Конечно, потом пришлось извиняться, делать вид, что мне совестно, приплетать внезапный приступ синдрома Туррета, виниться, опустив глаза. Все эти «не знаю, что нашло», «на самом деле, я так не думаю» и прочая ложь, которую обыкновенно уместно говорить в таких случаях. Меня простили, но из-за моей выходки оркестр теперь был вынужден пойти на поводу у Игоря Алексеевича. И вот уже четвертую репетицию мы не играли, мы копировали исполнение Королевского симфонического оркестра.

«Да гори оно огнем, - думаю я после репетиции, - все равно пора что-то менять, пора уходить из этого долбанного симфонического, искать что-то новое, а может, вообще вплотную заняться преподаванием?». Мои мысли прерывает моя коллега и приятельница, скрипачка:

Катя, у тебя все нормально?Нормально, - киваю я в ответ.Выглядишь уставшей, - продолжает она, пытаясь сделать что? Как будто от ее замечания я расцвету, как каштаны в месяце мае.Да, все нормально, - пожимаю я плечами.

Маша, а так ее зовут, переминается с ноги на ногу, у нее старомодные замшевые черные туфли на низком каблуке, и в целом сиротский вид, - круглые очки в прозрачной оправе, дешевенький шерстяной костюм, купленный по какому-нибудь значимому случаю (вроде конкурса Чайковского в Клину) лет семь назад. Выражение лица жалостливое, вроде как переживает за меня. В уголках глаз блестят слезинки:

Катя, а у меня день Рождения сегодня.Ну ничего себе! И ты молчала! - радуюсь я повороту разговора, - так, дорогая моя, это же надо отметить!
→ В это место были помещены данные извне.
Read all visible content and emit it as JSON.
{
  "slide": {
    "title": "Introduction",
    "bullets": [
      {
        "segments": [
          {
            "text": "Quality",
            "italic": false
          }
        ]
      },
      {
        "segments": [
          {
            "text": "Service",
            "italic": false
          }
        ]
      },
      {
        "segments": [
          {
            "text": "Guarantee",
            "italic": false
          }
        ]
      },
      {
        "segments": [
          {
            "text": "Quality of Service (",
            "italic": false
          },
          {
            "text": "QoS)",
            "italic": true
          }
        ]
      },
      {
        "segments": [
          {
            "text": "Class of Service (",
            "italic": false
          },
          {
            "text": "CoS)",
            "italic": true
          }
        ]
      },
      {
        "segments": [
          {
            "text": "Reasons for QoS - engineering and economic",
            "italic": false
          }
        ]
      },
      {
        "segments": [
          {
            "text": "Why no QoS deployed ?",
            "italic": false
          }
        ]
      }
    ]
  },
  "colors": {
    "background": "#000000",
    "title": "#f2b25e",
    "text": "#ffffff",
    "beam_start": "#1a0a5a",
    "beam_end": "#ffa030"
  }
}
Извини, я без подарка, не была предупреждена!Да какие подарки! - отмахивается Маша, - ты вечером приходи, мы посидим тихонько в «Жан-Жаке», отметим. Только свои люди, никого постороннего. Очень рада буду тебя видеть, - добавляет жалобным голосом она, будто просит милостыню на паперти.

«Вот ведь кикимора, - думаю я, - а так и не поймешь, то ли себя ей жалко, то ли меня». Я запихиваю ноты в рюкзак, хватаю Машу под руку и быстро, чтобы она не успела опомниться, тащу ее к выходу из консерватории:

Вот что, Мария, новорожденная ты наша, вечер - это вечер, до него еще дожить надо. А мы сейчас с тобой посидим, выпьем за здоровье, поговорим спокойно, по-женски, без всяких третьих лиц! - говорю я твердо и уверенно.

Ей ничего не остается, как кивать головой и почти бежать за мной. Мы выпрыгиваем на проснувшуюся Никитскую. Туда-сюда снуют люди. Студенты с тяжелыми кофрами спешат в холодные аудитории постигать музыкальное ремесло, женщины в черных сапогах до колена стремительным шагом топают до пыльных офисов, мужчины в костюмах с кожаными портфелями в руках торопятся на встречи и совещания. А нам с Машкой некуда бежать. Мы уже отработали на сегодня. На часах десять утра, и я радостно говорю ей:

Эх, Маш, а помнишь, у Бродского? «Страшная рожа труда»? Так, вот, моя дорогая ты именинница, это совершенно не про нас!